Go to Frame Debugger -> Geometry Viewer.
Scrub through all draw calls, paying attention to:
- Type of the draw call, either non-indexed (DrawArrays) or indexed (DrawElements). DrawElements is recommended.
- Primitive mode, either TRIANGLE_STRIP/TRIANGLE_FAN/TRIANGLES. TRIANGLES is recommended.

Place All Geometry In VBOs

Efficiently organized vertex/index data is key to reducing load on the memory system. It's recommended that you place all geometry in VBOs, and interleave vertex attribute data whenever possible (i.e., use the "array of structures" vertex layout).

Go to Frame Debugger -> Geometry Viewer.
Scrub through all draw calls.
- Any index data NOT placed in a buffer object will be flagged in red: Indices are not in a VBO.
- Any vertex data NOT placed in buffer objects will be flagged in red: Not using VBO.

Dynamically modified VBO's

NOTE: Those are identifiable by dashboard dynamic vertex buffer object indicator. (Status bar, lower right).

Dynamically modified vertex data should also be placed in buffer objects. However, modifying (glMapBufferOES/glBufferData/glBufferSubData) a submitted buffer will stall the CPU until that buffer has been completely processed by the GPU.

Currently, buffer renaming is not supported. Also, it is recommended that you double buffer dynamic VBO handles, and only update the handle not already referenced by the in-flight scene.

Find a completely static scene (so that the call-trace contains identical content each time). Do this, half a dozen or so times:

Go to the DashBoard, and ensure PerfHUD is connected and the timing data is being updated.
Grab a Frame Debugger frame.
Go to Frame Debugger -> Call Trace.
Click Export, and save the call trace out as trace_n.txt.
Load all the trace files into a text editor.
For each buffer update function called in the frame, search for the relevant dynamic buffer update function (glMapBufferOES/glBufferData/glSubBufferData) in one of the trace files.
Identify the buffer objects bound when the update is called.
Examine the same update in the other trace files, and in at least one, the buffer id should be different.

As an example, some of this with can be automated with grep:

grep -b1 glMapBufferOES trace_?.txt

The -b1 option outputs the previous one line before the match (which should capture the prior buffer binding).
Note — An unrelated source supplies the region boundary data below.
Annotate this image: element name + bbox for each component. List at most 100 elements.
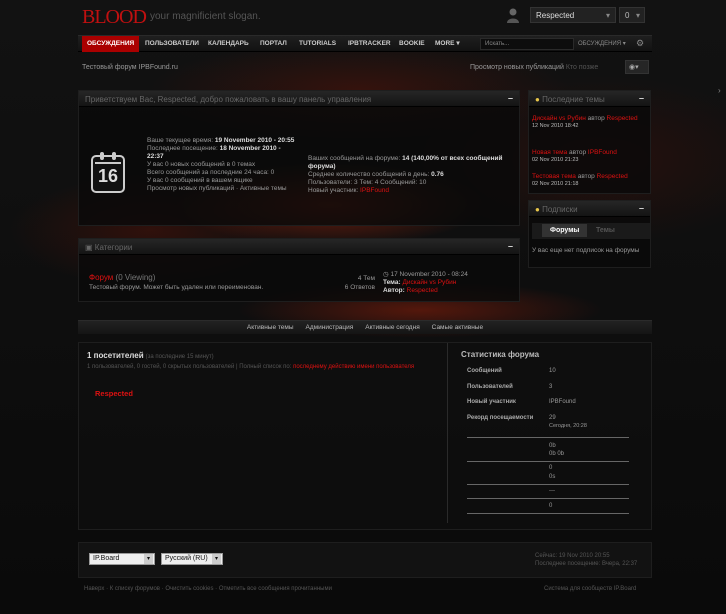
categories-panel: ▣ Категории – Форум (0 Viewing) Тестовый… xyxy=(78,238,520,302)
nav-tutorials[interactable]: TUTORIALS xyxy=(294,36,341,52)
nav-calendar[interactable]: КАЛЕНДАРЬ xyxy=(203,36,254,52)
latest-topic-author[interactable]: Respected xyxy=(597,173,628,180)
latest-topic-item: Новая тема автор IPBFound 02 Nov 2010 21… xyxy=(532,149,650,163)
last-post-date: ◷ 17 November 2010 - 08:24 xyxy=(383,271,468,278)
latest-topic-link[interactable]: Тестовая тема xyxy=(532,173,576,180)
login-link[interactable]: Кто позже xyxy=(566,64,598,71)
latest-topic-author[interactable]: Respected xyxy=(607,115,638,122)
chevron-down-icon: ▾ xyxy=(635,11,640,20)
main-navigation: ОБСУЖДЕНИЯ ПОЛЬЗОВАТЕЛИ КАЛЕНДАРЬ ПОРТАЛ… xyxy=(78,35,652,52)
collapse-icon[interactable]: – xyxy=(508,93,513,103)
latest-topics-header: ● Последние темы – xyxy=(529,91,650,107)
nav-more[interactable]: MORE ▾ xyxy=(430,36,465,52)
new-posts-link[interactable]: Просмотр новых публикаций Кто позже xyxy=(470,64,598,71)
link-top[interactable]: Наверх xyxy=(84,586,104,592)
forum-replies-count: 6 Ответов xyxy=(344,284,375,291)
online-user[interactable]: Respected xyxy=(95,389,133,398)
latest-topic-date: 12 Nov 2010 18:42 xyxy=(532,123,579,129)
nav-portal[interactable]: ПОРТАЛ xyxy=(255,36,292,52)
last-visit: Последнее посещение: 18 November 2010 - … xyxy=(147,145,281,160)
latest-topic-author[interactable]: IPBFound xyxy=(588,149,617,156)
speech-bubble-icon: ● xyxy=(535,95,540,104)
new-messages: У вас 0 новых сообщений в 0 темах xyxy=(147,161,256,168)
stat-newest-label: Новый участник xyxy=(467,399,516,405)
stat-record-date: Сегодня, 20:28 xyxy=(549,423,587,429)
stat-newest-value[interactable]: IPBFound xyxy=(549,399,576,405)
link-forum-list[interactable]: К списку форумов xyxy=(110,586,160,592)
link-clear-cookies[interactable]: Очистить cookies xyxy=(165,586,213,592)
link-most-active[interactable]: Самые активные xyxy=(432,324,483,331)
search-scope-select[interactable]: ОБСУЖДЕНИЯ ▾ xyxy=(576,38,632,50)
stats-separator xyxy=(467,498,629,499)
forum-description: Тестовый форум. Может быть удален или пе… xyxy=(89,284,264,291)
latest-topic-link[interactable]: Новая тема xyxy=(532,149,567,156)
tab-forums[interactable]: Форумы xyxy=(542,224,588,237)
language-select[interactable]: Русский (RU) ▾ xyxy=(161,553,223,565)
collapse-icon[interactable]: – xyxy=(508,241,513,251)
stat-posts-value: 10 xyxy=(549,368,556,374)
your-posts: Ваших сообщений на форуме: 14 (140,00% о… xyxy=(308,155,503,170)
link-active-today[interactable]: Активные сегодня xyxy=(365,324,419,331)
nav-ipbtracker[interactable]: IPBTRACKER xyxy=(343,36,396,52)
board-links-bar: Активные темы Администрация Активные сег… xyxy=(78,320,652,334)
user-avatar-icon[interactable] xyxy=(506,7,520,23)
online-sort-link[interactable]: последнему действию имени пользователя xyxy=(293,364,414,370)
latest-topic-link[interactable]: Дискайн vs Рубин xyxy=(532,115,586,122)
notifications-button[interactable]: 0 ▾ xyxy=(619,7,645,23)
search-input[interactable]: Искать... xyxy=(480,38,574,50)
collapse-icon[interactable]: – xyxy=(639,93,644,103)
last-post-topic: Тема: Дискайн vs Рубин xyxy=(383,279,457,286)
stat-extra: 0b xyxy=(549,443,556,449)
skin-select[interactable]: IP.Board ▾ xyxy=(89,553,155,565)
powered-by[interactable]: Система для сообществ IP.Board xyxy=(544,586,636,592)
new-posts-label: Просмотр новых публикаций xyxy=(470,64,564,71)
welcome-title: Приветствуем Вас, Respected, добро пожал… xyxy=(85,95,372,104)
newest-member: Новый участник: IPBFound xyxy=(308,187,389,194)
nav-more-label: MORE xyxy=(435,40,455,47)
posts-24h: Всего сообщений за последние 24 часа: 0 xyxy=(147,169,275,176)
rss-button[interactable]: ◉▾ xyxy=(625,60,649,74)
calendar-day: 16 xyxy=(97,166,119,186)
link-active-topics[interactable]: Активные темы xyxy=(247,324,294,331)
current-time: Ваше текущее время: 19 November 2010 - 2… xyxy=(147,137,295,144)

Compressed Vertex Attributes

It's recommended that you reduce vertex fetch memory bandwidth as much as possible, and not rely on fp32 for everything. Tegra supports half precision float, as well as signed/unsigned byte/short formats.

Go to Frame Debugger -> Geometry Viewer.
Scrub through all draw calls, paying attention to:
- The type of each attribute. Compressed formats should be used wherever possible.
- Don't pad vertex attribute data unnecessarily. (For example, don't fetch a 4-wide attribute with constant w = 1.0 for every position. Use the GLES2 default values.)

Interleaved Vertex Attributes

The memory controller in a Tegra device is much more efficient when fetching from spatially coherent addresses. Storing vertex attributes as array of structures ensures good spatial locality for attributes making up any particular vertex. This results in an efficient memory access pattern. Not following this guidance can severely impact performance.

Go to Frame Debugger -> Geometry Viewer.
Scrub through all draw calls and verify, by examining the buffer and attribute specs, that:
- All vertex attributes are fetched from the same VBO.
- The stride of the bound VBO (if applicable) should generally be equal to the sum of the size of the attributes referenced, to reduce redundant memory between consumption.
- The individual attributes are interleaved within the VBO; i.e., each attribute has the same stride and a different (typically sub-stride) offset within the buffer.